Race Discrimination Woes Continue at Pepsi

September 29, 2012 (PRLEAP.COM) Business News
September 29, 2012 - In January 2012, Pepsi Beverage Company entered a $3.1 million settlement with the EEOC to resolve charges of hiring discrimination against African Americans. But Pepsi continues to have problems with discrimination. In a strange case out of Miami, Pepsi (also known as Bottling Group LLC) is being sued for racial discrimination by a former employee in its Doral, Florida warehouse. Here's the twist: The case involves alleged minority-on-minority discrimination. According to the complaint, the Doral warehouse operated as a "Hispanic good old boys club." The vast majority of warehouse employees and management are Hispanic.
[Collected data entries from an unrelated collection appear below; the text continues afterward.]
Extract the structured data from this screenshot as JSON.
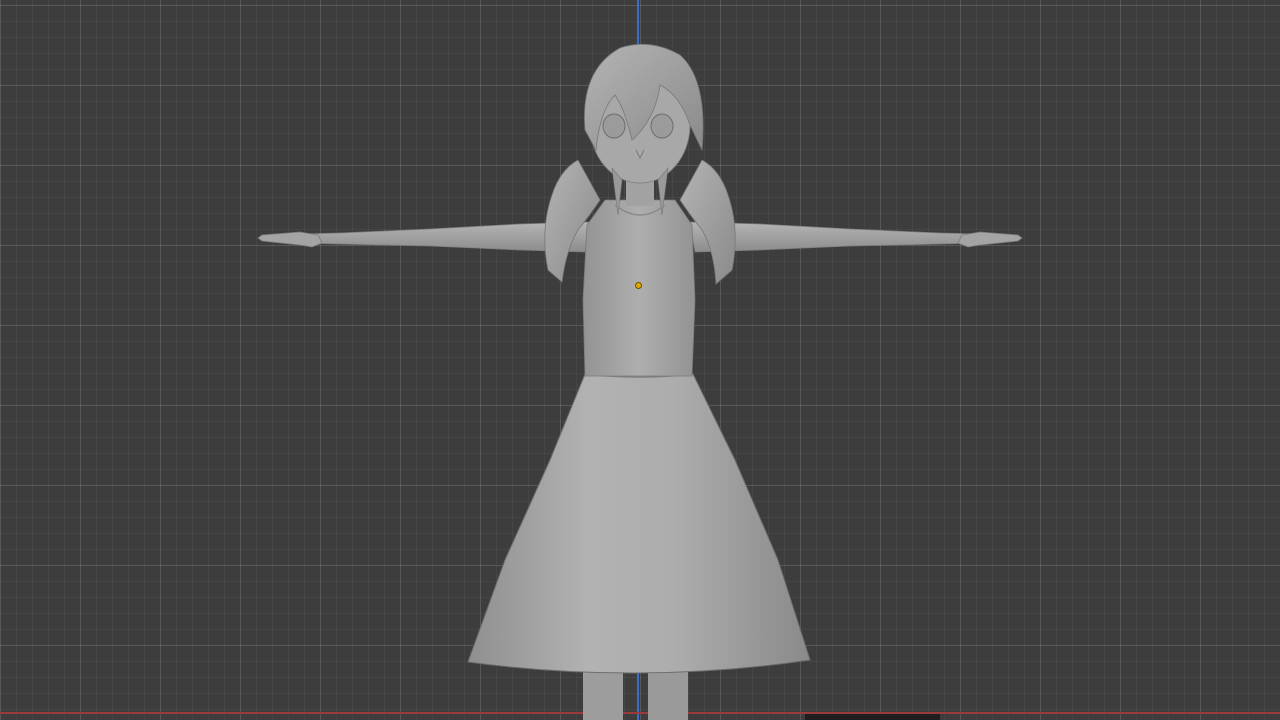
{
  "viewport": {
    "mode": "solid-shading",
    "view": "front-orthographic",
    "background_color": "#3d3d3d",
    "grid_color": "#5a5a5a",
    "axis_colors": {
      "z": "#3a6ec8",
      "x": "#9a3a3a"
    },
    "model_color": "#a9a9a9",
    "origin_color": "#e0a800"
  },
  "scene": {
    "object": "character-model",
    "pose": "t-pose",
    "icon": "origin-point-icon"
  }
}
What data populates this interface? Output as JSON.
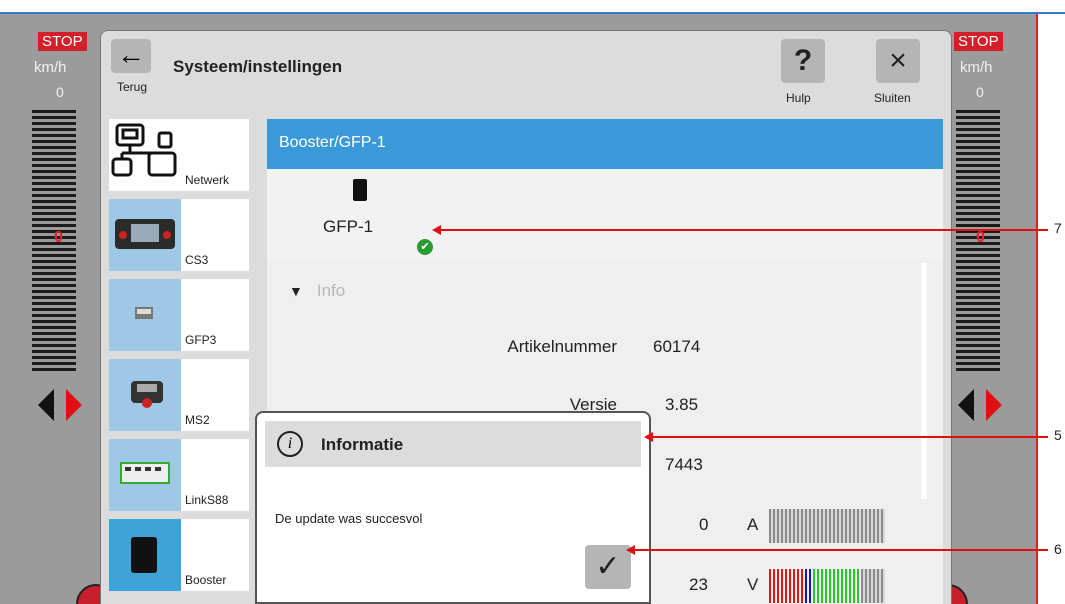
{
  "left_panel": {
    "stop_label": "STOP",
    "unit": "km/h",
    "speed": "0",
    "indicator": "0"
  },
  "right_panel": {
    "stop_label": "STOP",
    "unit": "km/h",
    "speed": "0",
    "indicator": "0"
  },
  "header": {
    "back_label": "Terug",
    "title": "Systeem/instellingen",
    "help_label": "Hulp",
    "close_label": "Sluiten",
    "help_glyph": "?",
    "close_glyph": "×",
    "back_glyph": "←"
  },
  "menu": [
    {
      "label": "Netwerk",
      "icon": "network-icon"
    },
    {
      "label": "CS3",
      "icon": "cs3-device-icon"
    },
    {
      "label": "GFP3",
      "icon": "gfp3-chip-icon"
    },
    {
      "label": "MS2",
      "icon": "ms2-controller-icon"
    },
    {
      "label": "LinkS88",
      "icon": "links88-module-icon"
    },
    {
      "label": "Booster",
      "icon": "booster-device-icon",
      "selected": true
    }
  ],
  "panel": {
    "header": "Booster/GFP-1",
    "device_name": "GFP-1",
    "info_label": "Info",
    "rows": [
      {
        "label": "Artikelnummer",
        "value": "60174"
      },
      {
        "label": "Versie",
        "value": "3.85"
      },
      {
        "label": "",
        "value": "7443"
      }
    ],
    "current": {
      "value": "0",
      "unit": "A",
      "level": 0
    },
    "voltage": {
      "value": "23",
      "unit": "V"
    }
  },
  "modal": {
    "title": "Informatie",
    "message": "De update was succesvol",
    "ok_glyph": "✓"
  },
  "callouts": [
    "7",
    "5",
    "6"
  ],
  "colors": {
    "accent": "#3a9ad9",
    "stop": "#d21f2a",
    "ok": "#2a9a35",
    "callout": "#dd1111"
  }
}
Apparently, the handful of black "loaders" working on the warehouse floor were routinely subject to differential treatment, different standards and different forms of discipline than their Hispanic counterparts.

This specific case involves a particularly strange set of facts. The plaintiff, an African American named LC Jackson, was apparently fired for threatening to (or attempting to) run over a Hispanic employee with a forklift. He continued on at the warehouse for several days after the alleged violent incident before being terminated by his Hispanic supervisor for violating the company's workplace violence policy. Jackson filed a complaint with the EEOC, alleging that he had been treated differently than Hispanic employees and that his firing was racially motivated. Subsequently, Pepsi ordered Jackson (who they had already fired) to attend anger management counseling. Jackson apparently went to counseling several times (as ordered by Pepsi) only to be told that he had no anger problem. Pepsi then informed Jackson that he was not really terminated. Instead, that he had been placed on leave.

The case is LC Jackson v. Bottling Group, LLC, 12-cv-23490 (SDFL September 25, 2012). Jackson is represented by Fort Lauderdale-based employment and antitrust lawyer Jonathan Pollard.